Here is a script that will generate the amsol and vdw files from a mol2 file:


Here is the script:

set mol2file = $1 
set ifamsol  = $2

set list = `awk '/  Name:/{print $3}' $mol2file`
rm vdw.txt amsol.txt
touch vdw.txt amsol.txt

# (1) braekup mol2 file.  
  python /nfs/home/tbalius/zzz.scripts/ $mol2file mol 
# foreach molecule
  foreach mol2 (`ls mol*.mol2`)
    set name = $mol2:r
    echo $mol2
    rm -r $name 
    mkdir $name
    cd $name
    cp ../$mol2 .

# (2) mape vdw parms on to the atomtypes
    python /nfs/home/tbalius/zzz.scripts/ $mol2 vdw.txt
    #ls -lt | head

# (3) run amsol
    if ($ifamsol == 'amsol') then 
       csh /nfs/home/tbalius/zzz.github/DOCK/ligand/amsol/calc_solvation.csh $mol2
       awk 'BEGIN{count=0}{if(count>0){printf"%s %s %s %s\n", $2, $4, $5, $3}; count=count+1}' output.solv >! output.solv2
    else if ($ifamsol == 'noamsol') then
       echo "amsol is not calculated."
       echo "ERROR. . . "
    cd ../
    echo "########$name########" >> vdw.txt
    cat $name/vdw.txt >> vdw.txt 

    #paste $name/vdw.txt $name/output.solv2 | awk '{printf"%2s %3s %-6s %5s %5s %5s %5s\n", $1, $2, $3, $5, $6, $7, $8}' >> amsol.txt
    if ($ifamsol == 'amsol') then
       echo "########$name########" >> amsol.txt
       paste $name/vdw.txt $name/output.solv2 | awk '{printf"%2s %3s %5s %5s %5s %5s\n", $1, $2, $5, $6, $7, $8}' >> amsol.txt
       cat vdw.txt | awk '{if(NF==1){print $0} else if(NF==4){printf ("%2d %3s %5.2f %5.2f %5.2f %5.2f\n", $1, $2, 0.0,0.0,0.0,0.0)}}' >! amsol.txt 

It will generate the amsol file by reruning amsol using the docked poses.

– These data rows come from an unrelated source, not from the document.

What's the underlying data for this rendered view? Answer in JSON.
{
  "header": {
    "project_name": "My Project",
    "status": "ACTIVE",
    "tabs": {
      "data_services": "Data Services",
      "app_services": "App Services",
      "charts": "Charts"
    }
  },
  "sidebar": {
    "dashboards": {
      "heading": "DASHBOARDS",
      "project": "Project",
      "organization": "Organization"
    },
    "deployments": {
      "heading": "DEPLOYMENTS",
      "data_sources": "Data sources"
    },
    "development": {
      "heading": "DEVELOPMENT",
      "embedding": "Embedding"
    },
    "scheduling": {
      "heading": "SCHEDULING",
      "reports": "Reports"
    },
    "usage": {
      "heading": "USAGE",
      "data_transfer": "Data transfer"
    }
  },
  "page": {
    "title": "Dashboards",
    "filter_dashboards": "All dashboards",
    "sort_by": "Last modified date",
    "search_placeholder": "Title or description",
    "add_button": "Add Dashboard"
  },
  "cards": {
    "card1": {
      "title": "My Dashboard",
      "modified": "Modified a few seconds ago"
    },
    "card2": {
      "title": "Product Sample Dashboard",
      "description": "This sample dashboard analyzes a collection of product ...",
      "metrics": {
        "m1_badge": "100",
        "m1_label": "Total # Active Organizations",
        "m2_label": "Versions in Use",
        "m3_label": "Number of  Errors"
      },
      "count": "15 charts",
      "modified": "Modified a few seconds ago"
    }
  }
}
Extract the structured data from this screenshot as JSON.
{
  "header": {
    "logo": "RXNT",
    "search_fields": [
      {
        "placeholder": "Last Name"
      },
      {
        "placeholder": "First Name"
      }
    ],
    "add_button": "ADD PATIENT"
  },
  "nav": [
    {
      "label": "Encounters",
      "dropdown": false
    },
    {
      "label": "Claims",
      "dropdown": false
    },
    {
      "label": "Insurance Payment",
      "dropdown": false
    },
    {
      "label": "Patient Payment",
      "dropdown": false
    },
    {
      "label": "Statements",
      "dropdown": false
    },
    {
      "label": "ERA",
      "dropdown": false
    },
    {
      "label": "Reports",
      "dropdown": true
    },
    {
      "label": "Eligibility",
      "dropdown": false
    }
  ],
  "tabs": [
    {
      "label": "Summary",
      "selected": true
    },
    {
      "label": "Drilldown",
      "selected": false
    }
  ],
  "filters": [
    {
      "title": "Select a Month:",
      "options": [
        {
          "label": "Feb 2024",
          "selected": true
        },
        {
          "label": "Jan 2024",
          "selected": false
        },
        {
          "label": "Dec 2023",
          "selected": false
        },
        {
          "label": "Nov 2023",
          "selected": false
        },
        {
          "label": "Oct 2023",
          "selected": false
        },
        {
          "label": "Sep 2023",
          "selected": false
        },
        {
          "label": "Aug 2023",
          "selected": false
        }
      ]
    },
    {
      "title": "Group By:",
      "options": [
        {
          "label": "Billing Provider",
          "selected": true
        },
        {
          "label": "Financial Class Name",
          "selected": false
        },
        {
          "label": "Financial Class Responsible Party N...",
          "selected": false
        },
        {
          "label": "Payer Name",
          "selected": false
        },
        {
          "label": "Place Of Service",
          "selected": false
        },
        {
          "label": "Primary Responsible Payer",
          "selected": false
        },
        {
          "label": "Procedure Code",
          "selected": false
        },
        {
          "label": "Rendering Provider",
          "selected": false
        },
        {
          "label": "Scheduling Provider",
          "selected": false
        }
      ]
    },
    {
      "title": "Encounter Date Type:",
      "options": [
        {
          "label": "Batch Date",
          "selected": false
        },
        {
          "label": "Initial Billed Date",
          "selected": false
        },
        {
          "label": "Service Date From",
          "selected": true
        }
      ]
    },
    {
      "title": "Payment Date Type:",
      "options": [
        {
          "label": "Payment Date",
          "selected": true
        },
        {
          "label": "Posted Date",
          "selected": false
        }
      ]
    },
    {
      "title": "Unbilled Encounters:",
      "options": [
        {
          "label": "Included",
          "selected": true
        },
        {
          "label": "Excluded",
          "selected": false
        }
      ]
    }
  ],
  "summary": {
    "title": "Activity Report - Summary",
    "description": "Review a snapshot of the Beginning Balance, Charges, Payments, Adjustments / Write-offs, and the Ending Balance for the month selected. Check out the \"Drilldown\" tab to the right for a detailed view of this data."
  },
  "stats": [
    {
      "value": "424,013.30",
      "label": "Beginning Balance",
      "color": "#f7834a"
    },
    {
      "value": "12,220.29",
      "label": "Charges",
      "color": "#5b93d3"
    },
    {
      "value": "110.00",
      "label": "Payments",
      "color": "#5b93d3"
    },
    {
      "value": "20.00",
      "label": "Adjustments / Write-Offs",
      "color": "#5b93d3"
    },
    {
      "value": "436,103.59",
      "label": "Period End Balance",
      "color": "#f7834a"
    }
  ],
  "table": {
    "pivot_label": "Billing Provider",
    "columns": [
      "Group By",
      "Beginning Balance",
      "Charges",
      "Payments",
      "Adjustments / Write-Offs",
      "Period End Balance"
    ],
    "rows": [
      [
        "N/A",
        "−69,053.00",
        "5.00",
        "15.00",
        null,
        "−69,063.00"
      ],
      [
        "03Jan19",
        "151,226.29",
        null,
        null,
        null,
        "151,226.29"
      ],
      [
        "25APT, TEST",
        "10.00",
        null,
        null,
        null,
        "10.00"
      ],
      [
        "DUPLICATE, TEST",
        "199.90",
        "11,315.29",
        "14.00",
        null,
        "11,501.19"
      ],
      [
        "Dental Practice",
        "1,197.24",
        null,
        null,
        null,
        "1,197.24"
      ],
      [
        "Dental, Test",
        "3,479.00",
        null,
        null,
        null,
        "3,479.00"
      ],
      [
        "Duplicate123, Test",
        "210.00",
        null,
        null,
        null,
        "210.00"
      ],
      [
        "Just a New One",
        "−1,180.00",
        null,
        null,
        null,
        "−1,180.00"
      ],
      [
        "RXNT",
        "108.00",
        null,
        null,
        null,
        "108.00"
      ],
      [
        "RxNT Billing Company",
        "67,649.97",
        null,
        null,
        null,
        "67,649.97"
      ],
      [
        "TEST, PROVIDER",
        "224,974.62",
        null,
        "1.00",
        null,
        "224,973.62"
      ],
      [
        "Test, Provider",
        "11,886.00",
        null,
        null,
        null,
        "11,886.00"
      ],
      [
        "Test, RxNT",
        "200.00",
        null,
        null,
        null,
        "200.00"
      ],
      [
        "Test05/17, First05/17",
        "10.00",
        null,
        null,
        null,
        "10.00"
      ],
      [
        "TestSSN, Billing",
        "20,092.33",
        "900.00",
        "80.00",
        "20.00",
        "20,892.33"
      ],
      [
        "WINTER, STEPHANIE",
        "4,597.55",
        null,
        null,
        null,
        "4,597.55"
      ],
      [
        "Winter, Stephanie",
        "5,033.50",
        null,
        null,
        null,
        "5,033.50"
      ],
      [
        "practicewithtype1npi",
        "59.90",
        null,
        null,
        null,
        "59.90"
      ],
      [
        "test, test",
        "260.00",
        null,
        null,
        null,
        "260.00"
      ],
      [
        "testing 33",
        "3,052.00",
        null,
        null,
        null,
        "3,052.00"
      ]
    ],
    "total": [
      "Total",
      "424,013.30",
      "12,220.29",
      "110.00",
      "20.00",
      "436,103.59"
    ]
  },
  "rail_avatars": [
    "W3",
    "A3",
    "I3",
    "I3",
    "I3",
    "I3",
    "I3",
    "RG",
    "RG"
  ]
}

It is also possible to get the amsol parameters from the db2 files:


This is a bit messy and slow.

Here is the script:

set mol2file = $1 ## dock3.7 output file
#set ZINCID = $1
#set db2file = $2
set dbpath = $2

#echo $ZINCID
#echo $db2file

set list = `awk '/  Name:/{print $3}' $mol2file`
rm vdw.txt amsol.txt
touch vdw.txt amsol.txt

foreach ZINCID ($list)

  echo $ZINCID
  # get the number of atoms 
  awk 'BEGIN{flag=0}{if (flag == 1){print "atomnum="$1;flag=0} if ($1 == "'$ZINCID'"){flag = 1}}'  $mol2file # print the number of atoms # line after zinc id
  set atomnum = `awk 'BEGIN{flag=0}{if (flag == 1){print $1;flag=0} if ($1 == "'$ZINCID'"){flag = 1}}'  $mol2file` # print the number of atoms # line after zinc id

  set db2file = `grep -a20 $ZINCID  $mol2file | grep "Ligand Source File:" | awk '{print $5}' | sort | uniq `
  echo $db2file
  echo $dbpath/$db2file
  #zcat $db2file | awk 'BEGIN{count=0} /M    /{flag="False"};{if($2 =="'$ZINCID'" && $4 == "'$atomnum'" && flag=="False"){flag="True"; print "atomnum="$4 "::" $0; count=count+1};if (($1 == "A") && flag=="True"){print count":"$0}}' 
  zcat $dbpath/$db2file | awk 'BEGIN{count=0} /M    /{flag="False"};{if($2 =="'$ZINCID'" && $4 == "'$atomnum'" && flag=="False"){flag="True"; count=count+1};if (($1 == "A") && flag=="True"){print count":"$0}}' > ! $ZINCID.parms.txt
  #zcat $db2file | awk 'BEGIN{count=0} /M    /{flag="False"};{if($2 =="'$ZINCID'" && flag=="False"){flag="True"; count=count+1; print "found '$ZINCID'"};if(($1 == "A") && (flag=="True") ){print count":"$0}}' 
   # this will only return the first ZINC ID incountered.

  echo "## $ZINCID parms" >> vdw.txt
  echo "## $ZINCID parms" >> amsol.txt

  # make vdw file
  grep "^1:" $ZINCID.parms.txt | sed 's/1://g' | awk '{printf "%2d %3s %-5s %2d\n", $2, $3, $4, $5}' >> vdw.txt
  #awk '{printf "%2d %3s %-5s %2d\n", $2, $3, $4, $5}' $ZINCID.parms.txt >> vdw.txt
  # amsol file
  grep "^1:" $ZINCID.parms.txt | sed 's/1://g' | awk '{printf "%2d %3s   %6.3f     %6.3f     %6.3f    %6.3f\n", $2, $3, $8, $9, $10, $11}' >> amsol.txt
  #awk '{printf "%2d %3s   %6.3f     %6.3f     %6.3f    %6.3f\n", $2, $3, $8, $9, $10, $11}' $ZINCID.parms.txt >> amsol.txt

INDOCK Parameters

Here is the parameters in the INDOCK file:

DOCK 3.7 parameter
### NOTE: split_database_index is reserved to specify a list of files
search_type                   2
mol2file                      poses.mol2.gz
ligsolfile                    amsol.txt.gz
ligvdwfile                    vdw.txt.gz
# NOTE: split_database_index is reserved to specify a list of files
ligand_atom_file               split_database_index

note that the split_database_index file is not used it is just a place holder.